Robert Calderbank (born 28 December 1954) is a professor of Computer Science, Electrical Engineering, and Mathematics and director of the Information Initiative at Duke University.[1] He received a BSc from Warwick University in 1975, an MSc from Oxford in 1976, and a PhD from Caltech in 1980, all in mathematics. He joined Bell Labs in 1980, and retired from AT&T Labs in 2003 as Vice President for Research and Internet and network systems. He then went to Princeton as a professor of Electrical Engineering, Mathematics and Applied and Computational Mathematics, before moving to Duke in 2010 to become Dean of Natural Sciences.[2]

His contributions to coding and information theory won the IEEE Information Theory Society Paper Award in 1995 and 1999.[3]

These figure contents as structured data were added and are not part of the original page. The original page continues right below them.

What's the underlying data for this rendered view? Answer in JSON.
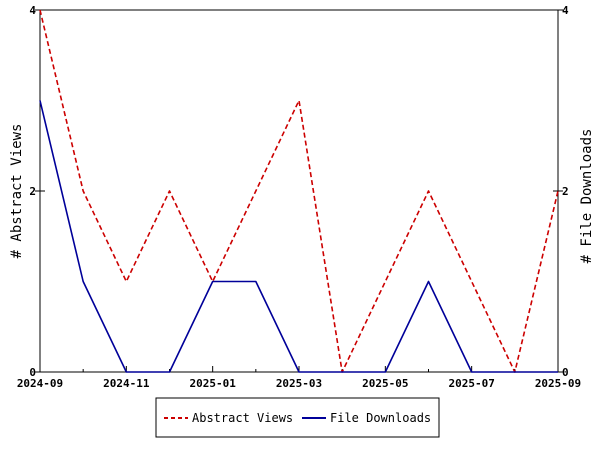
{
  "chart_data": {
    "type": "line",
    "title": "",
    "xlabel": "",
    "ylabel_left": "# Abstract Views",
    "ylabel_right": "# File Downloads",
    "ylim_left": [
      0,
      4
    ],
    "ylim_right": [
      0,
      4
    ],
    "y_ticks_left": [
      0,
      2,
      4
    ],
    "y_ticks_right": [
      0,
      2,
      4
    ],
    "x": [
      "2024-09",
      "2024-10",
      "2024-11",
      "2024-12",
      "2025-01",
      "2025-02",
      "2025-03",
      "2025-04",
      "2025-05",
      "2025-06",
      "2025-07",
      "2025-08",
      "2025-09"
    ],
    "x_tick_labels": [
      "2024-09",
      "2024-11",
      "2025-01",
      "2025-03",
      "2025-05",
      "2025-07",
      "2025-09"
    ],
    "series": [
      {
        "name": "Abstract Views",
        "axis": "left",
        "color": "#cc0000",
        "style": "dashed",
        "values": [
          4,
          2,
          1,
          2,
          1,
          2,
          3,
          0,
          1,
          2,
          1,
          0,
          2
        ]
      },
      {
        "name": "File Downloads",
        "axis": "right",
        "color": "#000099",
        "style": "solid",
        "values": [
          3,
          1,
          0,
          0,
          1,
          1,
          0,
          0,
          0,
          1,
          0,
          0,
          0
        ]
      }
    ],
    "grid": false,
    "legend_position": "bottom-center"
  }
}
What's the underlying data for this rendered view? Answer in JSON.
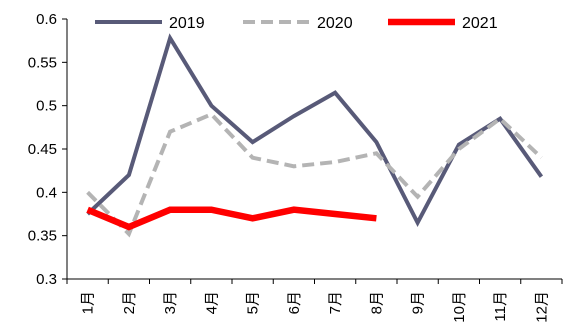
{
  "chart_data": {
    "type": "line",
    "title": "",
    "xlabel": "",
    "ylabel": "",
    "ylim": [
      0.3,
      0.6
    ],
    "yticks": [
      "0.3",
      "0.35",
      "0.4",
      "0.45",
      "0.5",
      "0.55",
      "0.6"
    ],
    "categories": [
      "1月",
      "2月",
      "3月",
      "4月",
      "5月",
      "6月",
      "7月",
      "8月",
      "9月",
      "10月",
      "11月",
      "12月"
    ],
    "grid": false,
    "legend_position": "top",
    "series": [
      {
        "name": "2019",
        "color": "#585a78",
        "style": "solid",
        "values": [
          0.375,
          0.42,
          0.578,
          0.5,
          0.458,
          0.488,
          0.515,
          0.458,
          0.365,
          0.455,
          0.485,
          0.418
        ]
      },
      {
        "name": "2020",
        "color": "#b4b4b4",
        "style": "dashed",
        "values": [
          0.4,
          0.352,
          0.47,
          0.49,
          0.44,
          0.43,
          0.435,
          0.445,
          0.395,
          0.45,
          0.485,
          0.44
        ]
      },
      {
        "name": "2021",
        "color": "#ff0000",
        "style": "solid-thick",
        "values": [
          0.38,
          0.36,
          0.38,
          0.38,
          0.37,
          0.38,
          0.375,
          0.37,
          null,
          null,
          null,
          null
        ]
      }
    ]
  }
}
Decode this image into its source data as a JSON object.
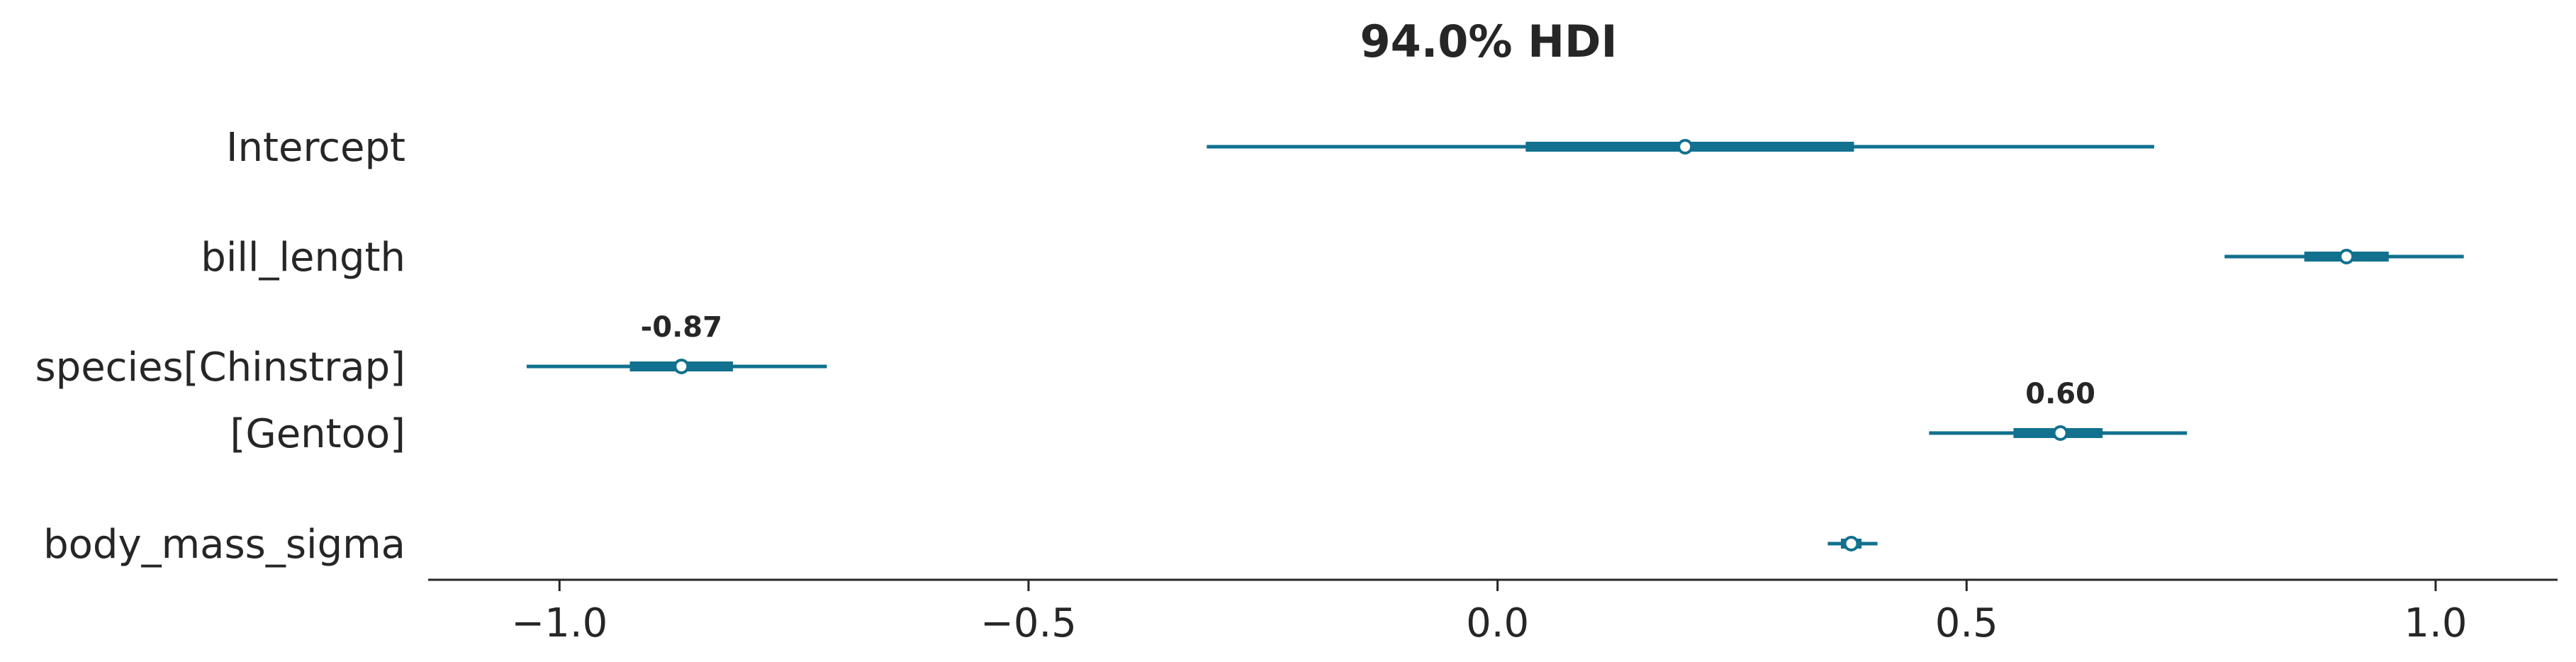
{
  "chart_data": {
    "type": "forest",
    "title": "94.0% HDI",
    "color": "#11718f",
    "xlim": [
      -1.14,
      1.13
    ],
    "xticks": [
      {
        "value": -1.0,
        "label": "−1.0"
      },
      {
        "value": -0.5,
        "label": "−0.5"
      },
      {
        "value": 0.0,
        "label": "0.0"
      },
      {
        "value": 0.5,
        "label": "0.5"
      },
      {
        "value": 1.0,
        "label": "1.0"
      }
    ],
    "rows": [
      {
        "label": "Intercept",
        "mean": 0.2,
        "hdi94": [
          -0.31,
          0.7
        ],
        "iqr": [
          0.03,
          0.38
        ],
        "annotation": ""
      },
      {
        "label": "bill_length",
        "mean": 0.905,
        "hdi94": [
          0.775,
          1.03
        ],
        "iqr": [
          0.86,
          0.95
        ],
        "annotation": ""
      },
      {
        "label": "species[Chinstrap]",
        "mean": -0.87,
        "hdi94": [
          -1.035,
          -0.715
        ],
        "iqr": [
          -0.925,
          -0.815
        ],
        "annotation": "-0.87"
      },
      {
        "label": "[Gentoo]",
        "mean": 0.6,
        "hdi94": [
          0.46,
          0.735
        ],
        "iqr": [
          0.55,
          0.645
        ],
        "annotation": "0.60"
      },
      {
        "label": "body_mass_sigma",
        "mean": 0.377,
        "hdi94": [
          0.352,
          0.405
        ],
        "iqr": [
          0.366,
          0.388
        ],
        "annotation": ""
      }
    ]
  }
}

He was elected as a member into the US National Academy of Engineering in 2005 for leadership in communications research, from advances in algebraic coding theory to signal processing for wire-line and wireless modems.[4] He also became a fellow of the American Mathematical Society in 2012.[5]

Calderbank won the 2013 IEEE Richard W. Hamming Medal[6] and the 2015 Claude E. Shannon Award.

He was named a SIAM Fellow in the 2021 class of fellows, "for deep contributions to information theory".[7]